Manila in ‘state of calamity’

Region:

Month’s worth of rain in 12 hours unleashes worst floods in 42 years in Philine capital

Associated Press – MANILA–Many Filipinos managed to save only the clothes on their backs but began to rebuild yesterday as the waters receded from a tropical storm that set off the worst flooding in the Philippine capital in 42 years.

With the death toll at 83 and at least 23 others missing, army troops, police and civilian volunteers plucked dead bodies from muddy flood waters and rescued drenched survivors from rooftops after Tropical Storm Ketsana tore through the northern Philippines a day earlier. Some residents began to clean up as the flood waters receded. Still, many parts of the capital remained flooded. A brief period of sunshine showed the extent of the devastation in many neighbourhoods – destroyed houses, overturned vehicles, and roads covered in debris and mud.

Ketsana dumped more than a month’s worth of rain in just 12 hours, causing the government to declare a “state of calamity” in metropolitan Manila and 25 storm-hit provinces. The declaration allowed officials to use emergency funds for relief and rescue.
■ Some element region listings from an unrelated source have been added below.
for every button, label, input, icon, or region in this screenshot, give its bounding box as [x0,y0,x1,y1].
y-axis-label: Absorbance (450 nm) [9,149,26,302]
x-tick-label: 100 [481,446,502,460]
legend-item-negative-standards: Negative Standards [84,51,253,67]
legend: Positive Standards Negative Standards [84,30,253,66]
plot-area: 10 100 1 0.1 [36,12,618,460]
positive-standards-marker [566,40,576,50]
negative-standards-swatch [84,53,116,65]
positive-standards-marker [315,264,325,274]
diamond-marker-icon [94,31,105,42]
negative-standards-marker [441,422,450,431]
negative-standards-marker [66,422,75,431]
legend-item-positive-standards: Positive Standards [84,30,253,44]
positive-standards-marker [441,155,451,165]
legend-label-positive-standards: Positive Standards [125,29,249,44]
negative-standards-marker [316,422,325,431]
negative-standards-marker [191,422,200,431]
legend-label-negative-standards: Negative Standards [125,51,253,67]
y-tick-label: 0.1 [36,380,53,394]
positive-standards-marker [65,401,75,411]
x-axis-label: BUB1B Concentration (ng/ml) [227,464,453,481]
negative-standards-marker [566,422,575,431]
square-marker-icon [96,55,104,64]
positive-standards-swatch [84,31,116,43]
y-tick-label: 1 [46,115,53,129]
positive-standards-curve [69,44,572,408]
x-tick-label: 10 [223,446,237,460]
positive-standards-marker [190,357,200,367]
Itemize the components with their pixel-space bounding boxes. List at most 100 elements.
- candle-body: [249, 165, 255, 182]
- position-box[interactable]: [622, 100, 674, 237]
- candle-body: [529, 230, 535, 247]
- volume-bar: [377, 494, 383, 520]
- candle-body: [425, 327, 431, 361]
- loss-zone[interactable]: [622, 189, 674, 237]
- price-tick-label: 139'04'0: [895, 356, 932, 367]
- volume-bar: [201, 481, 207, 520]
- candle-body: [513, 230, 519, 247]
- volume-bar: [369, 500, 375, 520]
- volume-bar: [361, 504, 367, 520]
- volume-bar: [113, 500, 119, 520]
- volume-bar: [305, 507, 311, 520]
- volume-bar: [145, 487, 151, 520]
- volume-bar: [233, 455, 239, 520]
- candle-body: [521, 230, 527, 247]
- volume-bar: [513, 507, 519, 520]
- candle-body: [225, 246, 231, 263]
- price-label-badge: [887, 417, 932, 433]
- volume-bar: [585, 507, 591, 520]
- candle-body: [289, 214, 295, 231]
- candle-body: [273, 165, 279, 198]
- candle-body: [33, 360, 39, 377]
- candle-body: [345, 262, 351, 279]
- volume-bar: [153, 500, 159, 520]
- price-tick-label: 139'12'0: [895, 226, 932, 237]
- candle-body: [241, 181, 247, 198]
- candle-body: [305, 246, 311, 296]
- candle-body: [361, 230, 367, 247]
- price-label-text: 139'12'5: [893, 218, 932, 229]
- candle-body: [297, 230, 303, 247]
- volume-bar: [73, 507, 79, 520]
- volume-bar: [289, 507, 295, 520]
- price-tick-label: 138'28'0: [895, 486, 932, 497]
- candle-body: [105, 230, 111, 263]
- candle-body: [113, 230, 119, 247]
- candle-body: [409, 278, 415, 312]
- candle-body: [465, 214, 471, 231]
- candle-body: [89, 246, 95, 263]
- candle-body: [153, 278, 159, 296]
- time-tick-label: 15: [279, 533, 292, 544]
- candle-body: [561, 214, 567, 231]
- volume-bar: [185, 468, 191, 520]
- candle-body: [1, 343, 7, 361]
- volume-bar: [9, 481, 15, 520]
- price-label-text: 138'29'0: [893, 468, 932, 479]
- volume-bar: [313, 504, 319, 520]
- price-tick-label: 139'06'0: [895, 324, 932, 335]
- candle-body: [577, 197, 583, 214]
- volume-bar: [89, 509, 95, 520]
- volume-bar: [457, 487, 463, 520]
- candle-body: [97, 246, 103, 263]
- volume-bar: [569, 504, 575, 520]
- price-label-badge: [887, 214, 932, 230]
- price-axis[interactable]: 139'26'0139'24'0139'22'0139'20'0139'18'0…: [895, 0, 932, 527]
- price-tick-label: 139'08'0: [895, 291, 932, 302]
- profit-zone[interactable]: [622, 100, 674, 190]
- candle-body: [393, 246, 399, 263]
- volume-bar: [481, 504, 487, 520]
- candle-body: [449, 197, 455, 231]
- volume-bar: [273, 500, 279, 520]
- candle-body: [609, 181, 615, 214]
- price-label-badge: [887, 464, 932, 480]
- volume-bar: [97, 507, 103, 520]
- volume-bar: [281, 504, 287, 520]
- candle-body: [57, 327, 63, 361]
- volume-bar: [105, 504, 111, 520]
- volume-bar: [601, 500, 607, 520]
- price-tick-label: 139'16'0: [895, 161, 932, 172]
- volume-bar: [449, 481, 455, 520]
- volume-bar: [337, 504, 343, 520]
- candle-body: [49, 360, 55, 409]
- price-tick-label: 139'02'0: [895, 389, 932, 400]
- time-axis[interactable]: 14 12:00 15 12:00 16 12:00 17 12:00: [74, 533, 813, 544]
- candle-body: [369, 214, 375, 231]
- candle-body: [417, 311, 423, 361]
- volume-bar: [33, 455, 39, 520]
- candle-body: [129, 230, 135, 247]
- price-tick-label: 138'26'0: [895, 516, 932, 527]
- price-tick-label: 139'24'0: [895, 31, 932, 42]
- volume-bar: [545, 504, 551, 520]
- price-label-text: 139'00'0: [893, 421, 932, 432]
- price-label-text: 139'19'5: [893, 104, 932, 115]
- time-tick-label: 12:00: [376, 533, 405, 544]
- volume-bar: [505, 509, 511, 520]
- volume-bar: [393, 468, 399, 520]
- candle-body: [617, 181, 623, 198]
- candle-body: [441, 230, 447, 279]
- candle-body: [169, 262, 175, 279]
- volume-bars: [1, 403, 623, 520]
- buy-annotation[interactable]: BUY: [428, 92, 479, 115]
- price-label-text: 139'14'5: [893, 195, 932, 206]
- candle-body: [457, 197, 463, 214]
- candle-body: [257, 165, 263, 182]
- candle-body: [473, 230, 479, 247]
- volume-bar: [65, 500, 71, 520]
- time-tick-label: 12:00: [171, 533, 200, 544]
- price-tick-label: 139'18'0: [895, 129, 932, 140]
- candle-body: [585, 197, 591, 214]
The rains swamped entire towns and set off landslides. Garbage-choked drains and waterways, along with a high tide, compounded the flooding, officials said.

Governor Joselito Mendoza, of Bulacan province, north of the capital, said it was tragic that “people drowned in their own houses.”

In the GTA, members of the Filipino community anxiously waited to hear from family back home yesterday after hearing about the storm, the Star’s Carmen Chai reports.

Guen Guray was scared she wouldn’t see her children again when she turned on the television.

“Watching everything, it was really terrible,” Guray said. “I was crying, thinking I can’t really be a mother if I don’t know what’s going on in the Philippines.”

Corazon Clarete, another GTA mother with children in the Philippines, was just as concerned. “We are so worried. I’m always on the Internet looking for more news even though my kids are okay.”

Her daughter-in-law’s relatives were not so lucky, though. They fled their home in Marikina, a suburb of Manila, leaving all their belongings behind. “They didn’t even take clothes to the evacuation centre.”

In Ottawa, a spokesperson for Foreign Affairs and International Trade Canada said it has been contacted by Canadians who have been affected by the flooding and that embassy officials in Manila are also continuing to offer assistance.

More than 330,000 people were affected by the storm, including 59,000 people who were brought to about 100 schools, churches and other evacuation shelters, officials said. Troops, police and volunteers have so far been able to rescue more than 5,100 people, Defence Secretary Gilbert Teodoro said.

The 42.4 centimetres of rain that swamped Manila in just 12 hours Saturday exceeded the 39.2-centimetre average for all of September, chief government weather forecaster Nathaniel Cruz said.

“We’re back to zero,” said Ronald Manlangit, a resident of Marikina.

Flood waters engulfed the ground floor of his home and swamped his TV set and other prized belongings. Still, he expressed relief he managed to move his children to the second floor.

“If the water rose farther, all of us in the neighbourhood would have been killed.”